Article by Duncan C. McElfresh: “Say you run a hospital and you want to estimate which patients have the highest risk of deterioration so that your staff can prioritize their care1. You create a spreadsheet in which there is a row for each patient, and columns for relevant attributes, such as age or blood-oxygen level. The final column records whether the person deteriorated during their stay. You can then fit a mathematical model to these data to estimate an incoming patient’s deterioration risk. This is a classic example of tabular machine learning, a technique that uses tables of data to make inferences. This usually involves developing — and training — a bespoke model for each task. Writing in Nature, Hollmann et al.report a model that can perform tabular machine learning on any data set without being trained specifically to do so.
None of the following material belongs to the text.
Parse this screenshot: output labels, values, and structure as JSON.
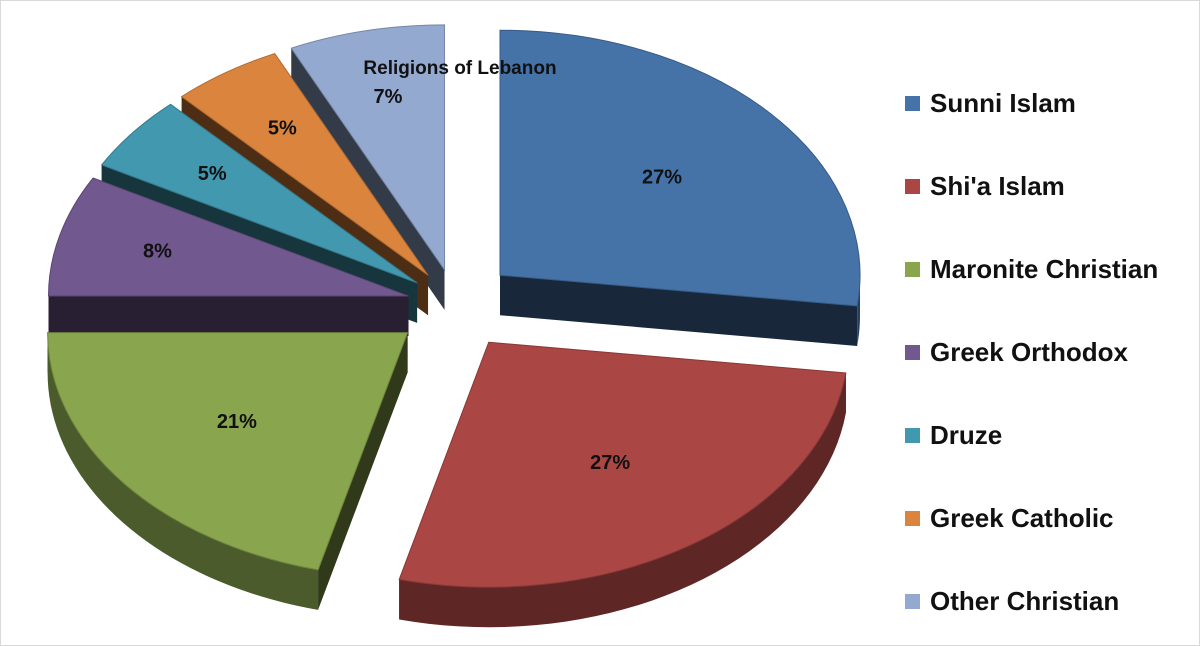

Tabular machine learning shares a rich history with statistics and data science. Its methods are foundational to modern artificial intelligence (AI) systems, including large language models (LLMs), and its influence cannot be overstated. Indeed, many online experiences are shaped by tabular machine-learning models, which recommend products, generate advertisements and moderate social-media content3. Essential industries such as healthcare and finance are also steadily, if cautiously, moving towards increasing their use of AI.
Despite the field’s maturity, Hollmann and colleagues’ advance could be revolutionary. The authors’ contribution is known as a foundation model, which is a general-purpose model that can be used in a range of settings. You might already have encountered foundation models, perhaps unknowingly, through AI tools, such as ChatGPT and Stable Diffusion. These models enable a single tool to offer varied capabilities, including text translation and image generation. So what does a foundation model for tabular machine learning look like?
Let’s return to the hospital example. With spreadsheet in hand, you choose a machine-learning model (such as a neural network) and train the model with your data, using an algorithm that adjusts the model’s parameters to optimize its predictive performance (Fig. 1a). Typically, you would train several such models before selecting one to use — a labour-intensive process that requires considerable time and expertise. And of course, this process must be repeated for each unique task.